I die. So funny. Thanks Sara G. Garrett.
This is a restaurant in Okinawa, Japan placed atop a tree. If this blog is about concrete… why am I posting a tree? Because it’s made out of concrete! Bizarre design. To get into the restaurant, you take an elevator up the trunk. Still unsure of the cuisine served… Any guesses?
Super cool bench designs. Particularly this one that looks like it was a strip of pavement lifted up into a bench. This reminds me of several parking-turned-community spaces I saw littered throughout San Francisco when I was visiting a few months ago. They’re dubbed "Parklets" and are designed by different artists and strewn throughout the city making on or two adjacent parking spaces in a neighborhood into a community space with seating and tables that are of aesthetic interest. Obviously this would start in the Bay Area of all places. :)
Promotional video released by Silverstein Properties showing the construction of and graphics of the new World Trade Center. It’s pretty slick. The main uses of concrete on the new WTC are a super strong concrete building core for stability and high strength concrete surrounding all of the stairwells for security. Typical concrete has a compressive strength of 4,000 to 5,000 psi (pounds per square inch). The concrete being used on the WTC ranges from 10,000 to 15,000 psi. This article does a pretty good job of going through the details of the concrete applications on the job. But to be honest, a lot of it seems like it is being over engineered to alleviate anxiety and for political purposes rather than any actual structural or security reasoning. At a certain point, no matter how strong the concrete - there is a force that will be able to overcome it. Live and let live I guess.
Going back to the video … watching it makes me miss construction and want to go back! Anyone need a project engineer in L.A.?
Very cool use of construction materials. Contemporary chair design made of concrete and steel reinforcing bar. Looks decidedly uncomfortable, but kind of a neat take on a park bench for outside spaces. Designed by a Swiss guy, Stefan Zwicky.
Long day in the lab mixing cement paste. You heard that right. So exhausted I could probably fall asleep on this thing stat. Night.
Concrete pendant lights by Italian designers Lucidi and Pevere for high end lighting company, Foscarini! The designers said that it took them over two years of product design and experimentation to get the desired concrete thickness.
Someone commented to me that interior architecture and design with a lot of exposed concrete and steel would seem very cold. I disagree, but with the caveat that you would have to dress it up a lot. The furniture in my apartment is made of black finished wood, natural welded carbon steel, and stainless steel. But it’s decorated with a lot of textures (all natural colors though… wouldn’t want to freak anyone out by throwing in any actual color) - thick area rugs, satin curtains, throw pillows, plants, glass vases full of white tulips, concrete candle stick holders with white tapered candles, black and silver framed photos of smiling friends and family, a grey wicker side chair with white cushion, white cloth lampshades (you get the gist?) - such that it actually feels quite cozy and serene. I guess you could also take that the opposite direction and made it contemporary, but that’s not my style. Maybe my company will also feature an interior design branch. #futurebusinessopportunitybrainstorming
Concrete Counter Top
How gorgeous is this counter top? It’s a custom taupe colored concrete kitchen counter (alliteration unintended) by Trueform Concrete, a residential and commercial concrete contractor (again, unintended) based out of New Jersey. In addition to counter tops, you can create beautiful back splashes, floors, fireplaces, sinks, tables, planters, etc. all out of this fluid material and completely customize it to fit the shape, size, color and texture that you want.

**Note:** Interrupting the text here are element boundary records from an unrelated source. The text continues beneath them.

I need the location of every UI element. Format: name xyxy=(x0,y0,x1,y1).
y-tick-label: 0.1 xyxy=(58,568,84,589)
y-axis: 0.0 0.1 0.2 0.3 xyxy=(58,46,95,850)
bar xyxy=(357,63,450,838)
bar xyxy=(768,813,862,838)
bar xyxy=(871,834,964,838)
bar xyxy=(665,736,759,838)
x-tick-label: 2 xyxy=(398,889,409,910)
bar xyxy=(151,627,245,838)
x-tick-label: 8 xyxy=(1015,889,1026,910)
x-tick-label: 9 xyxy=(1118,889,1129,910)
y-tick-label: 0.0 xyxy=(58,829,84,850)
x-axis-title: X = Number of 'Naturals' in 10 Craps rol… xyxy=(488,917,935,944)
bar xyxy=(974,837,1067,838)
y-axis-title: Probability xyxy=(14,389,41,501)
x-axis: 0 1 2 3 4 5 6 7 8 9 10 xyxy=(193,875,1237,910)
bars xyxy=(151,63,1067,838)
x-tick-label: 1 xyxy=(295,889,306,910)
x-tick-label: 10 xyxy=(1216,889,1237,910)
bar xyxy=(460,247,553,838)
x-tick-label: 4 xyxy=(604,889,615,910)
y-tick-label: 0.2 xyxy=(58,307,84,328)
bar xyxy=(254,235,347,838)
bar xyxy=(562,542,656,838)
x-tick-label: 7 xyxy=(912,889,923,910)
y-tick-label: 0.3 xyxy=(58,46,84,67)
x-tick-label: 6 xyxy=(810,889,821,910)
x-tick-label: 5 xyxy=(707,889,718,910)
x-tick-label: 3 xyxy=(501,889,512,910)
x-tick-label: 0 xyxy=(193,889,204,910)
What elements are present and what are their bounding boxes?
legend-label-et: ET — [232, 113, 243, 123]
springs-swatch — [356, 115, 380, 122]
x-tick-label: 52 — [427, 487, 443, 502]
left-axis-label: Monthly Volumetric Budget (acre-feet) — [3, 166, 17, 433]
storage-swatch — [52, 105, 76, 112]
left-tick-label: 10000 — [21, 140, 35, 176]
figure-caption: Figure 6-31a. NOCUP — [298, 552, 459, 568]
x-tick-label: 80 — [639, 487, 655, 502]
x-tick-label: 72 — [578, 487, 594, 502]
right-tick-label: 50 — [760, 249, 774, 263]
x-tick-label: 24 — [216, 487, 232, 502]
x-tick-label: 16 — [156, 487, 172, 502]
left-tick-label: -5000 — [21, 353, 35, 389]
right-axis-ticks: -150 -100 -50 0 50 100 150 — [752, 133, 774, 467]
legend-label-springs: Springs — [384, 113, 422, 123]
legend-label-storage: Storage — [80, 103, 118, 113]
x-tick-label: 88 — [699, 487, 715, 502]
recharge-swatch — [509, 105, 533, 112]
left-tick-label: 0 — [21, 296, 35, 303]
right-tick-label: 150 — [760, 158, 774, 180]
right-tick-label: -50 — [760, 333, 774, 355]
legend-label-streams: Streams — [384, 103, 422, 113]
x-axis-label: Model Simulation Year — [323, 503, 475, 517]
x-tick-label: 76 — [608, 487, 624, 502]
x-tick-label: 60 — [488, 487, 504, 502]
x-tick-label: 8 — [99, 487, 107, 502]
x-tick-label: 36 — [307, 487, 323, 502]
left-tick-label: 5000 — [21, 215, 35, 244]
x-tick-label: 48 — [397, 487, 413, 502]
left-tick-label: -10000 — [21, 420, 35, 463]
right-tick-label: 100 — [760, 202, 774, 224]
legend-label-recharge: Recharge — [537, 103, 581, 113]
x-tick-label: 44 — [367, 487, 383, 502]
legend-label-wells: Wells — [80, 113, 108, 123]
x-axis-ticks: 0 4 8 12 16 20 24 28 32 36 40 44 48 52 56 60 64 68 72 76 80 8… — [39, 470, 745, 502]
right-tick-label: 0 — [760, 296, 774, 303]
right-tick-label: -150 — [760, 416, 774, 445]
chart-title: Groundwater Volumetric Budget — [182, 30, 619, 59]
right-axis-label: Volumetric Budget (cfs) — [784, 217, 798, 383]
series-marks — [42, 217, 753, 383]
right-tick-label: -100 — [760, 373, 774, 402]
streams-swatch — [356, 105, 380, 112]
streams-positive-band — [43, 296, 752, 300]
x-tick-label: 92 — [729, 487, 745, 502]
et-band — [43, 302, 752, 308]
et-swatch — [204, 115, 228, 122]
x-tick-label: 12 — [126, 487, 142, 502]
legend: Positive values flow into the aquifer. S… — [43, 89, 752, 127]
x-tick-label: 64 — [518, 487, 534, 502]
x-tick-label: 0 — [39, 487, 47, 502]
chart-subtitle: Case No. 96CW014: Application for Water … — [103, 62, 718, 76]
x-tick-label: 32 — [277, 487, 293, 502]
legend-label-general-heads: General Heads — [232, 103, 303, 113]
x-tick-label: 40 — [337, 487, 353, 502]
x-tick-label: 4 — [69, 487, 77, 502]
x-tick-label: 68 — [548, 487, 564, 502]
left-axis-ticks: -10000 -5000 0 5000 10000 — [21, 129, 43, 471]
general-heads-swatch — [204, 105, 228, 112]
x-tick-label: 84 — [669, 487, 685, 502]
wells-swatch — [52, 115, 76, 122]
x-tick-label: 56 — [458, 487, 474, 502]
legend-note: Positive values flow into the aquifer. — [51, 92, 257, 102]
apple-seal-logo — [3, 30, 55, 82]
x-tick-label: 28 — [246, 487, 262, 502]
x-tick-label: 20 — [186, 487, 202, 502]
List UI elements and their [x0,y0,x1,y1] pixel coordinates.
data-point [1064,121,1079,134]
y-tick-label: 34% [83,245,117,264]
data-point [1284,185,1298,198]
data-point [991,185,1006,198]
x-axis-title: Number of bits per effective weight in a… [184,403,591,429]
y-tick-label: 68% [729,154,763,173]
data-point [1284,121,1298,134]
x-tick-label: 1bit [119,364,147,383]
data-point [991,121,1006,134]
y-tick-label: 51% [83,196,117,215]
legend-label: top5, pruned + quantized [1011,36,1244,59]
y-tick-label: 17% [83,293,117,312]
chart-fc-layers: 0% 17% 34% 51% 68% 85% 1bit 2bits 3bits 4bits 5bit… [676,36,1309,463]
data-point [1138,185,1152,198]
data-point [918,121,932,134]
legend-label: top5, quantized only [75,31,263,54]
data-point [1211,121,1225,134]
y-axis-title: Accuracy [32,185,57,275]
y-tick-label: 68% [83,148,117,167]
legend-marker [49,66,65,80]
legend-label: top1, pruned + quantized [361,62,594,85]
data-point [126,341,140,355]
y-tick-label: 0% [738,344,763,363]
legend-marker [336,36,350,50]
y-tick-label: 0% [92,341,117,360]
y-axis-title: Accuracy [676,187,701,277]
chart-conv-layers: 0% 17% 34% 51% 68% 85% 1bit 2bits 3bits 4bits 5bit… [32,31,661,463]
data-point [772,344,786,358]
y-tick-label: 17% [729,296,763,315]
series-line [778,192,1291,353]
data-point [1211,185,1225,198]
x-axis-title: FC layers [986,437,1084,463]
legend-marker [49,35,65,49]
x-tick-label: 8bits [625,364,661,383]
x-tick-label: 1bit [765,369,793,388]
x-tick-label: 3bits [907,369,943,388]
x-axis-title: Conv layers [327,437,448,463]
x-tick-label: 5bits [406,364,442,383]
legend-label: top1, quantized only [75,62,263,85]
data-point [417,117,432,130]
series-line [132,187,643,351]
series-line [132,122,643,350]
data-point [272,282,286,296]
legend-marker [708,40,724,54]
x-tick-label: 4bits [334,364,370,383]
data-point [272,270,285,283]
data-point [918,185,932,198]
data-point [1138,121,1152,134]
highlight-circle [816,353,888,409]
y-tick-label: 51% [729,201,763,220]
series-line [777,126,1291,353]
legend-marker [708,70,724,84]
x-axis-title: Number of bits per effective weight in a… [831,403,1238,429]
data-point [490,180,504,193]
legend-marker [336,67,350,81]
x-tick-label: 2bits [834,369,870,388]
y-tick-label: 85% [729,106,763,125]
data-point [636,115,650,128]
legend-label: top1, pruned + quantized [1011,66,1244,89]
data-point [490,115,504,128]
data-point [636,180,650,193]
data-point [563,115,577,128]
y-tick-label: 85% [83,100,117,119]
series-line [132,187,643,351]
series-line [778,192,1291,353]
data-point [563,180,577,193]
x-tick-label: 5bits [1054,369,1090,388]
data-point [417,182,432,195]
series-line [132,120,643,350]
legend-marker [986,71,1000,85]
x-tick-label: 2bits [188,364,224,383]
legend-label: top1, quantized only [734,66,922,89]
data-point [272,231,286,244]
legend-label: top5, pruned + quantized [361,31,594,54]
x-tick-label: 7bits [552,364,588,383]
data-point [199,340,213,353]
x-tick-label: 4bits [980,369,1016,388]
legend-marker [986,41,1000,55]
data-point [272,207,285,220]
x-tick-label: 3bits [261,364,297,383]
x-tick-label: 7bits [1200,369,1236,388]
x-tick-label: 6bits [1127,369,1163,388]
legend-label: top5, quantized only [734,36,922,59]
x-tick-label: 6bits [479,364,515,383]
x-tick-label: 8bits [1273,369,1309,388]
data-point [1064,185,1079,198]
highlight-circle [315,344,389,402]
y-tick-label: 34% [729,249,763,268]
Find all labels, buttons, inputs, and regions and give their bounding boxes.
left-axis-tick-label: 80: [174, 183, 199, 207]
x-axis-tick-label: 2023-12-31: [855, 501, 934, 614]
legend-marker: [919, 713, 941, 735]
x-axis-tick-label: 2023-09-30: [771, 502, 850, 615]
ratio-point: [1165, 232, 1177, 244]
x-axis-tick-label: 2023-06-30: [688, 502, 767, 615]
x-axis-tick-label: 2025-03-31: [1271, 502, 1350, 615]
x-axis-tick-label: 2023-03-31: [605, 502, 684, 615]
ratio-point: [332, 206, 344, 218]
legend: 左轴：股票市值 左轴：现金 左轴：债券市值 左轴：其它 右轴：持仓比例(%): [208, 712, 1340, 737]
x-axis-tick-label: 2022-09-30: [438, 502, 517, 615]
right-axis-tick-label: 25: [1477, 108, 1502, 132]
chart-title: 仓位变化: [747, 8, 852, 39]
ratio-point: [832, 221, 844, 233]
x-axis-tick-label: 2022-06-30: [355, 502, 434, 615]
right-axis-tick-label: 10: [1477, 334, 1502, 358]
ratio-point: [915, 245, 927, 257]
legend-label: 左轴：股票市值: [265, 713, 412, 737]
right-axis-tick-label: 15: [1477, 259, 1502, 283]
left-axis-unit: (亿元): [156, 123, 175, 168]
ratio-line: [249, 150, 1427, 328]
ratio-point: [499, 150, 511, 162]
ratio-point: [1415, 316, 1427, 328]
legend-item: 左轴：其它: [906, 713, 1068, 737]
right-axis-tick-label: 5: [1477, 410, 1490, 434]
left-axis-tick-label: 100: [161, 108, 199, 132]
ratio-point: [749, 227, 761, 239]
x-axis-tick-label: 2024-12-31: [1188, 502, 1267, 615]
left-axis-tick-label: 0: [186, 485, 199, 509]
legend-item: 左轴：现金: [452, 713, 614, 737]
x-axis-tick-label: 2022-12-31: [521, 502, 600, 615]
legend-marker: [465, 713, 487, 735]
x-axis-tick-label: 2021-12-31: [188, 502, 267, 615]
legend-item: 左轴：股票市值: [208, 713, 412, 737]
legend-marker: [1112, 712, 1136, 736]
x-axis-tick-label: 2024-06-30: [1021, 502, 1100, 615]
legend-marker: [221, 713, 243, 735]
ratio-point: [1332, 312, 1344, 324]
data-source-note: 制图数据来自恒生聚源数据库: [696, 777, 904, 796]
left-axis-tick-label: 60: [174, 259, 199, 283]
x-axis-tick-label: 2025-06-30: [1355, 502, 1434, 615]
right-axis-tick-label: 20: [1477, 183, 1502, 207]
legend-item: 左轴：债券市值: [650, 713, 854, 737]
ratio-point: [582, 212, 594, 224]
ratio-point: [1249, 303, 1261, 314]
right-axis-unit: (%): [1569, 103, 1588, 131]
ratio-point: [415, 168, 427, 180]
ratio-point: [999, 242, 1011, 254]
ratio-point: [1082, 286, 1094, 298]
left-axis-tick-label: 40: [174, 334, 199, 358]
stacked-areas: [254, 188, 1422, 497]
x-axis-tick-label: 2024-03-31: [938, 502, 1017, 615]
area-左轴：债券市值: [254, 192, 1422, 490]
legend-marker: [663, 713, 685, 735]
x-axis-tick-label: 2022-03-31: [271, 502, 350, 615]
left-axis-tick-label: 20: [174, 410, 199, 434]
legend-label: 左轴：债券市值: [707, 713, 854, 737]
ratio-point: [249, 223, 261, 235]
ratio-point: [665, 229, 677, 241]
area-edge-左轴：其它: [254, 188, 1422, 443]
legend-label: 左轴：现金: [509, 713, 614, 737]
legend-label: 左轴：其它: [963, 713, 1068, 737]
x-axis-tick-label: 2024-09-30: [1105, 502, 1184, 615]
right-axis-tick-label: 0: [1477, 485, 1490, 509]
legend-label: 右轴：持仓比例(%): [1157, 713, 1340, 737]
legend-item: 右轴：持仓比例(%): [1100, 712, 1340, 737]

I think the future of my company (Urban Tribe, get ready for it) is going to include a self-performing residential concrete contracting branch for structural and architectural purposes. Open for input.
How can you see the silhouette of a tree through a concrete wall? With translucent concrete called Litracon developed by a Hungarian architect in 2001. The concrete is cast with thousands of optical fibers that transmit light from one surface to the other, with very little loss of light and oftentimes it can even transmit colors through the wall as well. The optical fibers only take up about 4% by volume of the concrete, and currently it is being used in all kinds of architectural applications. Even though the strength has been shown to be comparable to that of normal concrete, it is not yet being used for structural purposes because it is prefabricated and pretty expensive. Oh, and because the construction industry is the slowest industry to adapt to technology and innovations. :) Let’s see if we can do something about that.
Side note: Thanks to Tammy and Sam for sending the article to me from the Portland Cement Association’s website!
Ultra High Performance Concrete (UHPC)
This article is from The Architect’s Newspaper about Ultra High Performance Concrete developed by a design and manufacturing company called TAKTL in Pennsylvania. This new concrete has higher strength, an ability to withstand severe environmental impacts, is water resistant and comes in lots of different colors!